Years ago Hobbes asked what was the use of talking high morality in a state of nature. That was a cynical way of putting it, but it contains the truth that the building up of a moral world is an enterprise that has to begin from the bottom, on secure foundations, and bit by bit.
Communitarianism
That striking paper the Catholic Worker of New York advocates " Communitarianism" as the truly Catholic social movement.
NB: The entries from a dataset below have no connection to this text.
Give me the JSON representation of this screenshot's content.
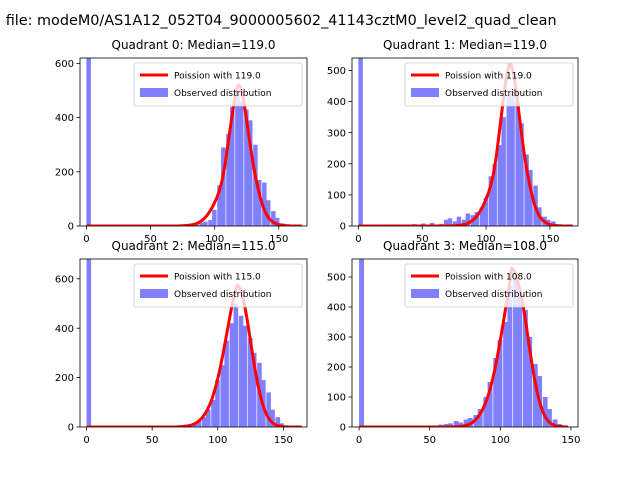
{
  "figure": {
    "suptitle": "n file: modeM0/AS1A12_052T04_9000005602_41143cztM0_level2_quad_clean",
    "colors": {
      "poisson_line": "#ff0000",
      "observed_bars": "#8080ff",
      "axes": "#000000"
    }
  },
  "chart_data": [
    {
      "type": "bar",
      "title": "Quadrant 0: Median=119.0",
      "xlim": [
        -5,
        172
      ],
      "ylim": [
        0,
        620
      ],
      "xticks": [
        0,
        50,
        100,
        150
      ],
      "yticks": [
        0,
        200,
        400,
        600
      ],
      "legend_placement": "top-right",
      "series": [
        {
          "name": "Poission with 119.0",
          "kind": "line",
          "median": 119.0,
          "x": [
            0,
            2,
            4,
            6,
            8,
            10,
            12,
            14,
            16,
            18,
            20,
            22,
            24,
            26,
            28,
            30,
            32,
            34,
            36,
            38,
            40,
            42,
            44,
            46,
            48,
            50,
            52,
            54,
            56,
            58,
            60,
            62,
            64,
            66,
            68,
            70,
            72,
            74,
            76,
            78,
            80,
            82,
            84,
            86,
            88,
            90,
            92,
            94,
            96,
            98,
            100,
            102,
            104,
            106,
            108,
            110,
            112,
            114,
            116,
            118,
            119,
            120,
            122,
            124,
            126,
            128,
            130,
            132,
            134,
            136,
            138,
            140,
            142,
            144,
            146,
            148,
            150,
            152,
            154,
            156,
            158,
            160,
            162,
            164,
            166,
            168
          ],
          "y": [
            0,
            0,
            0,
            0,
            0,
            0,
            0,
            0,
            0,
            0,
            0,
            0,
            0,
            0,
            0,
            0,
            0,
            0,
            0,
            0,
            0,
            0,
            0,
            0,
            0,
            0,
            0,
            0,
            0,
            0,
            0,
            0,
            0,
            0,
            0,
            0,
            0,
            1,
            1,
            2,
            3,
            4,
            6,
            9,
            14,
            20,
            28,
            39,
            52,
            68,
            87,
            108,
            135,
            172,
            224,
            289,
            356,
            420,
            482,
            518,
            520,
            514,
            479,
            420,
            354,
            290,
            229,
            178,
            136,
            98,
            68,
            46,
            30,
            20,
            13,
            8,
            5,
            3,
            2,
            1,
            1,
            0,
            0,
            0,
            0,
            0
          ]
        },
        {
          "name": "Observed distribution",
          "kind": "hist",
          "bin_width": 3.5,
          "bin_starts": [
            0,
            70,
            74,
            77,
            81,
            84,
            88,
            91,
            95,
            98,
            102,
            105,
            109,
            112,
            116,
            119,
            123,
            126,
            130,
            133,
            137,
            140,
            144,
            147,
            151,
            154
          ],
          "counts": [
            620,
            5,
            6,
            4,
            8,
            10,
            12,
            16,
            22,
            60,
            150,
            290,
            340,
            440,
            500,
            460,
            430,
            390,
            300,
            170,
            160,
            95,
            55,
            30,
            10,
            5
          ]
        }
      ]
    },
    {
      "type": "bar",
      "title": "Quadrant 1: Median=119.0",
      "xlim": [
        -5,
        172
      ],
      "ylim": [
        0,
        540
      ],
      "xticks": [
        0,
        50,
        100,
        150
      ],
      "yticks": [
        0,
        100,
        200,
        300,
        400,
        500
      ],
      "legend_placement": "top-right",
      "series": [
        {
          "name": "Poission with 119.0",
          "kind": "line",
          "median": 119.0,
          "x": [
            0,
            2,
            4,
            6,
            8,
            10,
            12,
            14,
            16,
            18,
            20,
            22,
            24,
            26,
            28,
            30,
            32,
            34,
            36,
            38,
            40,
            42,
            44,
            46,
            48,
            50,
            52,
            54,
            56,
            58,
            60,
            62,
            64,
            66,
            68,
            70,
            72,
            74,
            76,
            78,
            80,
            82,
            84,
            86,
            88,
            90,
            92,
            94,
            96,
            98,
            100,
            102,
            104,
            106,
            108,
            110,
            112,
            114,
            116,
            118,
            119,
            120,
            122,
            124,
            126,
            128,
            130,
            132,
            134,
            136,
            138,
            140,
            142,
            144,
            146,
            148,
            150,
            152,
            154,
            156,
            158,
            160,
            162,
            164,
            166,
            168
          ],
          "y": [
            0,
            0,
            0,
            0,
            0,
            0,
            0,
            0,
            0,
            0,
            0,
            0,
            0,
            0,
            0,
            0,
            0,
            0,
            0,
            0,
            0,
            0,
            0,
            0,
            0,
            0,
            0,
            0,
            0,
            0,
            0,
            0,
            0,
            0,
            0,
            0,
            0,
            1,
            1,
            2,
            3,
            4,
            6,
            9,
            14,
            20,
            28,
            39,
            52,
            68,
            87,
            108,
            135,
            172,
            224,
            289,
            356,
            420,
            482,
            518,
            520,
            514,
            479,
            420,
            354,
            290,
            229,
            178,
            136,
            98,
            68,
            46,
            30,
            20,
            13,
            8,
            5,
            3,
            2,
            1,
            1,
            0,
            0,
            0,
            0,
            0
          ]
        },
        {
          "name": "Observed distribution",
          "kind": "hist",
          "bin_width": 3.5,
          "bin_starts": [
            0,
            18,
            25,
            32,
            42,
            49,
            56,
            63,
            67,
            70,
            74,
            77,
            81,
            84,
            88,
            91,
            95,
            98,
            102,
            105,
            109,
            112,
            116,
            119,
            123,
            126,
            130,
            133,
            137,
            140,
            144,
            147,
            151,
            154
          ],
          "counts": [
            540,
            3,
            5,
            4,
            6,
            8,
            10,
            7,
            20,
            25,
            15,
            30,
            20,
            40,
            35,
            45,
            60,
            90,
            160,
            200,
            260,
            350,
            420,
            430,
            400,
            330,
            230,
            180,
            130,
            60,
            30,
            20,
            15,
            5
          ]
        }
      ]
    },
    {
      "type": "bar",
      "title": "Quadrant 2: Median=115.0",
      "xlim": [
        -5,
        168
      ],
      "ylim": [
        0,
        680
      ],
      "xticks": [
        0,
        50,
        100,
        150
      ],
      "yticks": [
        0,
        200,
        400,
        600
      ],
      "legend_placement": "top-right",
      "series": [
        {
          "name": "Poission with 115.0",
          "kind": "line",
          "median": 115.0,
          "x": [
            0,
            2,
            4,
            6,
            8,
            10,
            12,
            14,
            16,
            18,
            20,
            22,
            24,
            26,
            28,
            30,
            32,
            34,
            36,
            38,
            40,
            42,
            44,
            46,
            48,
            50,
            52,
            54,
            56,
            58,
            60,
            62,
            64,
            66,
            68,
            70,
            72,
            74,
            76,
            78,
            80,
            82,
            84,
            86,
            88,
            90,
            92,
            94,
            96,
            98,
            100,
            102,
            104,
            106,
            108,
            110,
            112,
            114,
            115,
            116,
            118,
            120,
            122,
            124,
            126,
            128,
            130,
            132,
            134,
            136,
            138,
            140,
            142,
            144,
            146,
            148,
            150,
            152,
            154,
            156,
            158,
            160,
            162,
            164
          ],
          "y": [
            0,
            0,
            0,
            0,
            0,
            0,
            0,
            0,
            0,
            0,
            0,
            0,
            0,
            0,
            0,
            0,
            0,
            0,
            0,
            0,
            0,
            0,
            0,
            0,
            0,
            0,
            0,
            0,
            0,
            0,
            0,
            0,
            0,
            0,
            0,
            1,
            1,
            2,
            3,
            5,
            8,
            12,
            18,
            26,
            37,
            51,
            69,
            92,
            120,
            155,
            196,
            243,
            296,
            353,
            412,
            470,
            522,
            560,
            575,
            570,
            548,
            505,
            447,
            381,
            312,
            246,
            187,
            137,
            96,
            65,
            42,
            26,
            16,
            9,
            5,
            3,
            1,
            1,
            0,
            0,
            0,
            0,
            0,
            0
          ]
        },
        {
          "name": "Observed distribution",
          "kind": "hist",
          "bin_width": 3.5,
          "bin_starts": [
            0,
            67,
            70,
            74,
            77,
            81,
            84,
            88,
            91,
            95,
            98,
            102,
            105,
            109,
            112,
            116,
            119,
            123,
            126,
            130,
            133,
            137,
            140,
            144,
            147,
            151
          ],
          "counts": [
            680,
            5,
            8,
            10,
            12,
            18,
            25,
            40,
            70,
            110,
            190,
            250,
            350,
            420,
            500,
            450,
            410,
            360,
            300,
            260,
            190,
            140,
            70,
            40,
            15,
            5
          ]
        }
      ]
    },
    {
      "type": "bar",
      "title": "Quadrant 3: Median=108.0",
      "xlim": [
        -5,
        155
      ],
      "ylim": [
        0,
        560
      ],
      "xticks": [
        0,
        50,
        100,
        150
      ],
      "yticks": [
        0,
        100,
        200,
        300,
        400,
        500
      ],
      "legend_placement": "top-right",
      "series": [
        {
          "name": "Poission with 108.0",
          "kind": "line",
          "median": 108.0,
          "x": [
            0,
            2,
            4,
            6,
            8,
            10,
            12,
            14,
            16,
            18,
            20,
            22,
            24,
            26,
            28,
            30,
            32,
            34,
            36,
            38,
            40,
            42,
            44,
            46,
            48,
            50,
            52,
            54,
            56,
            58,
            60,
            62,
            64,
            66,
            68,
            70,
            72,
            74,
            76,
            78,
            80,
            82,
            84,
            86,
            88,
            90,
            92,
            94,
            96,
            98,
            100,
            102,
            104,
            106,
            108,
            110,
            112,
            114,
            116,
            118,
            120,
            122,
            124,
            126,
            128,
            130,
            132,
            134,
            136,
            138,
            140,
            142,
            144,
            146,
            148
          ],
          "y": [
            0,
            0,
            0,
            0,
            0,
            0,
            0,
            0,
            0,
            0,
            0,
            0,
            0,
            0,
            0,
            0,
            0,
            0,
            0,
            0,
            0,
            0,
            0,
            0,
            0,
            0,
            0,
            0,
            0,
            0,
            0,
            0,
            0,
            0,
            1,
            1,
            2,
            4,
            6,
            9,
            14,
            22,
            32,
            46,
            64,
            86,
            114,
            149,
            189,
            237,
            289,
            345,
            403,
            458,
            530,
            520,
            490,
            455,
            410,
            350,
            285,
            222,
            166,
            118,
            80,
            52,
            32,
            19,
            11,
            6,
            3,
            2,
            1,
            0,
            0
          ]
        },
        {
          "name": "Observed distribution",
          "kind": "hist",
          "bin_width": 3.5,
          "bin_starts": [
            0,
            56,
            60,
            63,
            67,
            70,
            74,
            77,
            81,
            84,
            88,
            91,
            95,
            98,
            102,
            105,
            109,
            112,
            116,
            119,
            123,
            126,
            130,
            133,
            137,
            140
          ],
          "counts": [
            560,
            8,
            10,
            12,
            20,
            15,
            25,
            30,
            40,
            60,
            100,
            150,
            230,
            290,
            350,
            470,
            500,
            450,
            390,
            300,
            210,
            170,
            100,
            60,
            25,
            10
          ]
        }
      ]
    }
  ]
}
The name, which comes from the writings of Emmanuel Mounier, editor of the Catholic review Esprit, serves to distinguish it from atheistic communism or State socialism on the one hand and materialistic capitalism on the other.
Communitarianism is described as follows: " The Communitarian Movement aims to create a new society within the shell of the old with the philosophy of the new, which is not a new philosophy but a very old philosophy, a philosophy so old that it looks like new."
It stands, in fact, for the Catholic personal and social revolution against the prevailing this-world social and economic systems, in accordance with the spirit of the Encyclicals.
In the same number of the paper Peter Maurin gives some useful prose-verses defining various attitudes of mind in the world of to-day :
A Bourgeois is a fellow who tries to be somebody by trying to be like everybody which makes him nobody.
A Dictator is a fellow who does not hesitate to strike you over the head when you refuse to do what he wants you to do.
A Leader is a fellow
who refuses to be crazy the way everybody else is crazy and chooses to be crazy in his own crazy way.
A Bolshevist is a fellow who tries to get what the other fellow has and to regulate what you should have.
A Communitarian is a fellow who refuses to be what the other fellow is and chooses to be what he wants him to be.